園児のために様々な趣向が凝らされた名建築
まず堂々とした外観に圧倒されました。重厚な正門は塀重門といって、武家の門に用いられた様式です。中央部にある、2階建てと見まごう高い大入母屋は、遊戯室の屋根。鬼瓦には「愛」の文字が刻印されています。 門を入ると、敷石が配された涼しげな庭が私たちを迎えてくれます。見た目の素晴らしさもさることながら、内部の構造に関する詳しい説明をうけるにつけ、この建物がほんとうによく練られたものなんだと実感できます。 最も大きな空間である遊戯室は、2階建てに匹敵するほどの高さで開放感いっぱい。当時の仕様書には「光線ハ最留意セシ所」とあり、全体的にガラス戸、ガラス窓が多用されています。また遊戯室の床は二重床になっており、上下の板の間におが屑が詰め込まれています。これによって振動による音を抑え、さらに室内を暖かく保つという防寒の役割も果たしているのです。 天井は、角材を縦横に組み合わせて裏板を張った桃山様式の格(ごう)天井で、格式の高さが感じられます。

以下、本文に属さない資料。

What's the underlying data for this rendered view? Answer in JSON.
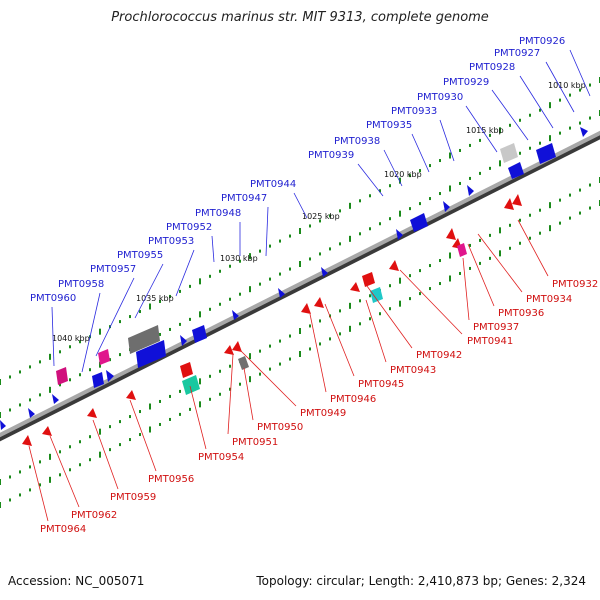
{
  "title": "Prochlorococcus marinus str. MIT 9313, complete genome",
  "footer": {
    "accession": "Accession: NC_005071",
    "summary": "Topology: circular; Length: 2,410,873 bp; Genes: 2,324"
  },
  "colors": {
    "backbone": "#808080",
    "forward_label": "#1f1fd0",
    "reverse_label": "#d01010",
    "tick": "#1a8a1a"
  },
  "scale_labels": [
    "1010 kbp",
    "1015 kbp",
    "1020 kbp",
    "1025 kbp",
    "1030 kbp",
    "1035 kbp",
    "1040 kbp"
  ],
  "forward_genes": [
    "PMT0926",
    "PMT0927",
    "PMT0928",
    "PMT0929",
    "PMT0930",
    "PMT0933",
    "PMT0935",
    "PMT0938",
    "PMT0939",
    "PMT0944",
    "PMT0947",
    "PMT0948",
    "PMT0952",
    "PMT0953",
    "PMT0955",
    "PMT0957",
    "PMT0958",
    "PMT0960"
  ],
  "reverse_genes": [
    "PMT0932",
    "PMT0934",
    "PMT0936",
    "PMT0937",
    "PMT0941",
    "PMT0942",
    "PMT0943",
    "PMT0945",
    "PMT0946",
    "PMT0949",
    "PMT0950",
    "PMT0951",
    "PMT0954",
    "PMT0956",
    "PMT0959",
    "PMT0962",
    "PMT0964"
  ]
}
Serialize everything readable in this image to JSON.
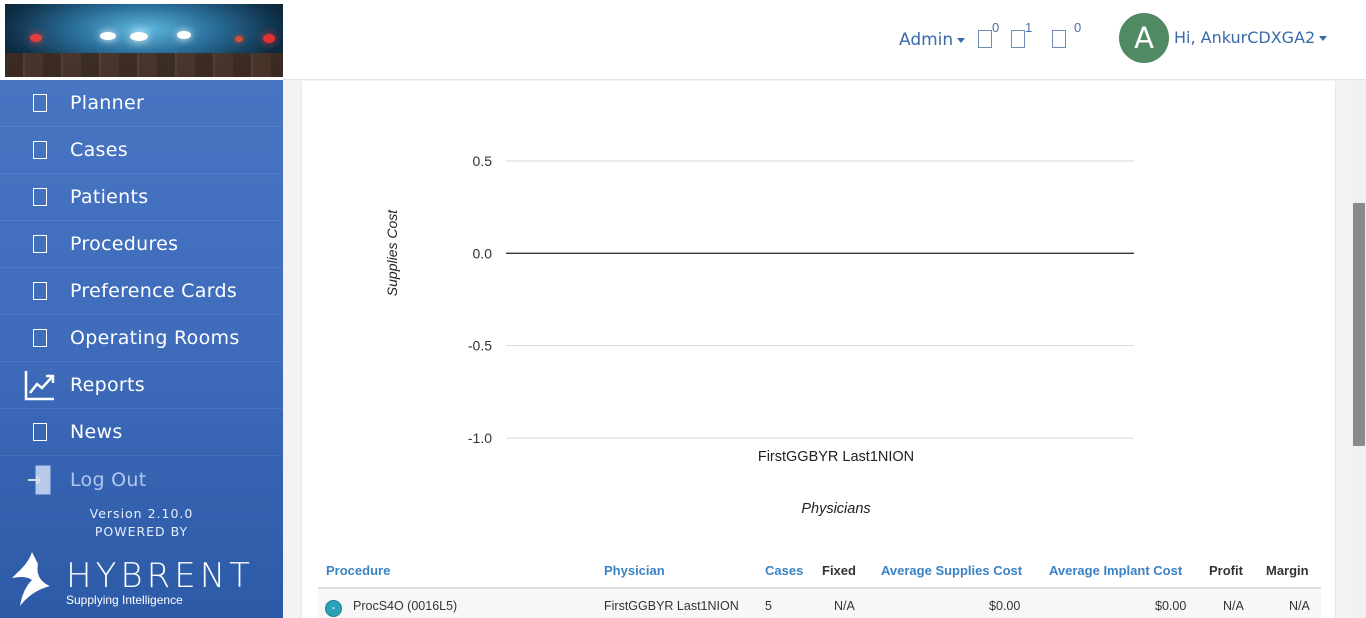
{
  "header": {
    "role_menu_label": "Admin",
    "notifications": [
      {
        "icon": "notification-icon",
        "count": "0"
      },
      {
        "icon": "message-icon",
        "count": "1"
      },
      {
        "icon": "alert-icon",
        "count": "0"
      }
    ],
    "avatar_letter": "A",
    "greeting": "Hi, AnkurCDXGA2",
    "colors": {
      "accent": "#3a6aa9",
      "avatar": "#4f8a62"
    }
  },
  "sidebar": {
    "items": [
      {
        "label": "Planner",
        "icon": "planner-icon"
      },
      {
        "label": "Cases",
        "icon": "cases-icon"
      },
      {
        "label": "Patients",
        "icon": "patients-icon"
      },
      {
        "label": "Procedures",
        "icon": "procedures-icon"
      },
      {
        "label": "Preference Cards",
        "icon": "preference-cards-icon"
      },
      {
        "label": "Operating Rooms",
        "icon": "operating-rooms-icon"
      },
      {
        "label": "Reports",
        "icon": "reports-chart-icon"
      },
      {
        "label": "News",
        "icon": "news-icon"
      }
    ],
    "logout_label": "Log Out",
    "version": "Version 2.10.0",
    "powered_by": "POWERED BY",
    "brand_name": "HYBRENT",
    "brand_tagline": "Supplying Intelligence",
    "colors": {
      "top": "#4a78c4",
      "bottom": "#2c5aa6"
    }
  },
  "chart_data": {
    "type": "bar",
    "categories": [
      "FirstGGBYR Last1NION"
    ],
    "values": [
      0.0
    ],
    "xlabel": "Physicians",
    "ylabel": "Supplies Cost",
    "yticks": [
      "0.5",
      "0.0",
      "-0.5",
      "-1.0"
    ],
    "ylim": [
      -1.0,
      0.5
    ],
    "grid": true
  },
  "table": {
    "headers": {
      "procedure": "Procedure",
      "procedure_sort_icon": "",
      "physician": "Physician",
      "cases": "Cases",
      "fixed": "Fixed",
      "avg_supplies": "Average Supplies Cost",
      "avg_implant": "Average Implant Cost",
      "profit": "Profit",
      "margin": "Margin"
    },
    "rows": [
      {
        "expand": "-",
        "procedure": "ProcS4O (0016L5)",
        "physician": "FirstGGBYR Last1NION",
        "cases": "5",
        "fixed": "N/A",
        "avg_supplies": "$0.00",
        "avg_implant": "$0.00",
        "profit": "N/A",
        "margin": "N/A"
      }
    ]
  }
}
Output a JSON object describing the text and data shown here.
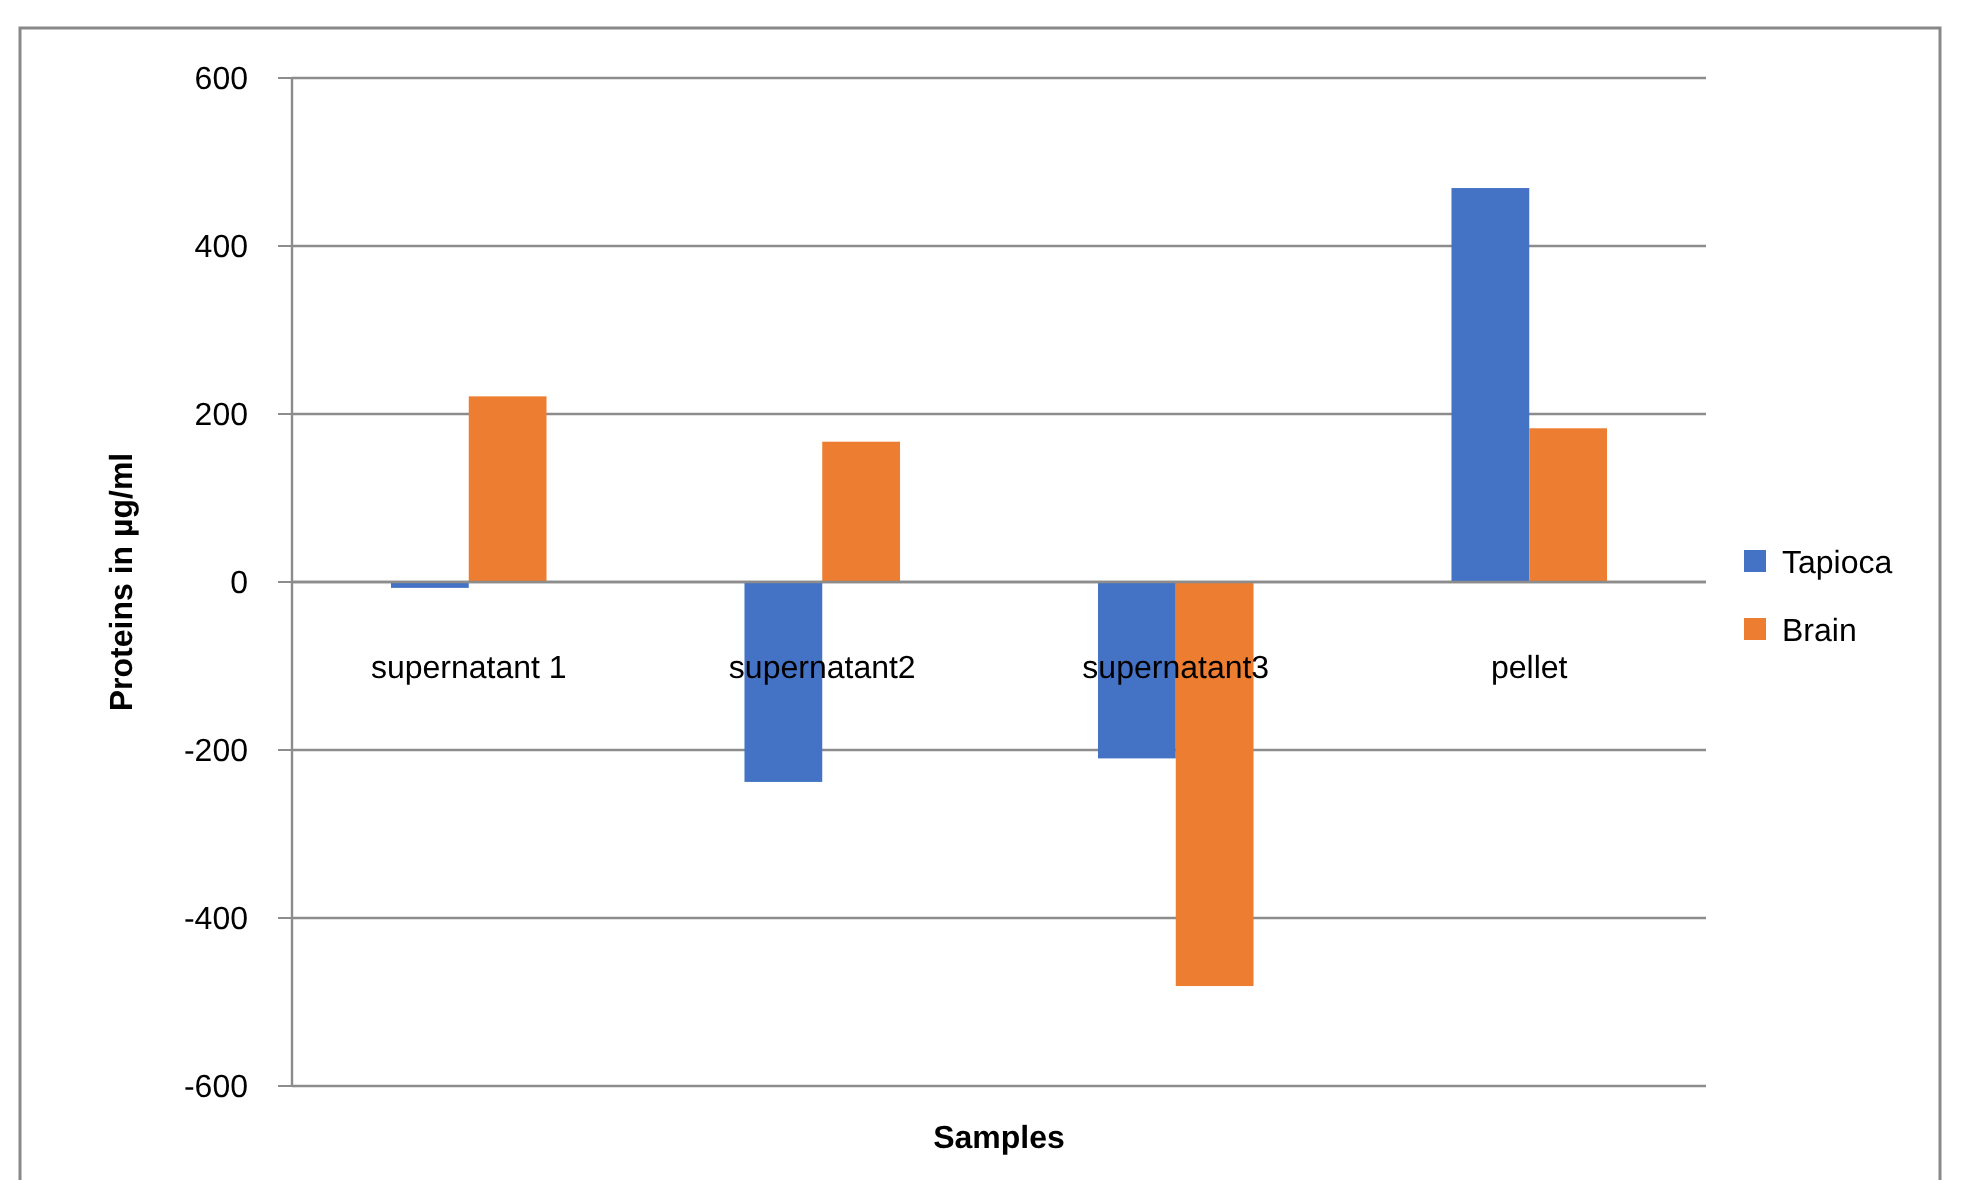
{
  "chart_data": {
    "type": "bar",
    "xlabel": "Samples",
    "ylabel": "Proteins in µg/ml",
    "categories": [
      "supernatant 1",
      "supernatant2",
      "supernatant3",
      "pellet"
    ],
    "series": [
      {
        "name": "Tapioca",
        "color": "#4472c4",
        "values": [
          -7,
          -238,
          -210,
          469
        ]
      },
      {
        "name": "Brain",
        "color": "#ed7d31",
        "values": [
          221,
          167,
          -481,
          183
        ]
      }
    ],
    "ylim": [
      -600,
      600
    ],
    "yticks": [
      -600,
      -400,
      -200,
      0,
      200,
      400,
      600
    ],
    "grid": "y",
    "legend": "right"
  }
}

木材や壁などは趣深い色を醸し出し、刻まれた歴史を感じさせました。以前、格天井の裏板を一部張り替えたとき、周りと色の違いをなくすために、わざわざ古い板の汚れをつけてからはめたことがあったそうです。 これだけ古い建築で、地震は大丈夫なのかとたずねたところ、「もともと耐震に関しては考慮されていたようです。また、平成元(1989)年に遊戯室の大がかりな構造補強を行ないました。阪神・淡路大震災では、これだけ多くの窓ガラスが1枚も割れず、ほかの場所も最低限の被害にとどまりましたよ」という答え。小屋組の梁の接続に「繋金物」が使われ、耐震的配慮がなされていたことが仕様書にもあるそうです。 また、グラウンドと廊下、部屋の高さがフラットであることに気付きます。園児の安全のため、早くもバリアフリーの概念が取り入れられていたと聞き、感銘を受けました。 同園舎には、幼稚園には珍しく和室があります。お茶遊びを通して思いやりと感謝の心を育んだり、端午や桃の節句に人形を飾ったりして、日本文化を学ぶ場として利用されています。
取り壊しを引き延ばした園長の執念
同園舎は、第2次世界大戦で取り壊しの危機に直面しました。昭和20(1945)年6月、軍から建物疎開命令という取り壊しの指令が出たのです。当時園長であった故・中村道子さんは「なるべく遅らせてほしい」と粘り、結局園舎はそのまま終戦まで持ちこたえました。激しい空襲が続くなか、園舎に泊り込んで取り壊しを引き延ばしたそうです。地域が育てた明治以来の幼児教育の伝統と文化を何としても守らねばならないという使命感と執念が園舎を無事に生き永らえさせたのでしょう。 脈々と積み上げられてきた先人たちの尽力によって、今の愛珠幼稚園の姿があるのだとつくづく思いました。「主人花を愛すること、珠を愛するが如し」という園名の由来にあるように、この幼稚園がこれからも末永く、昔と変わらない姿で幼子たちを見守り、温かく育ててほしいと感じました。※大阪市有形文化財の指定はその後、国の重文指定に伴ない解除されています。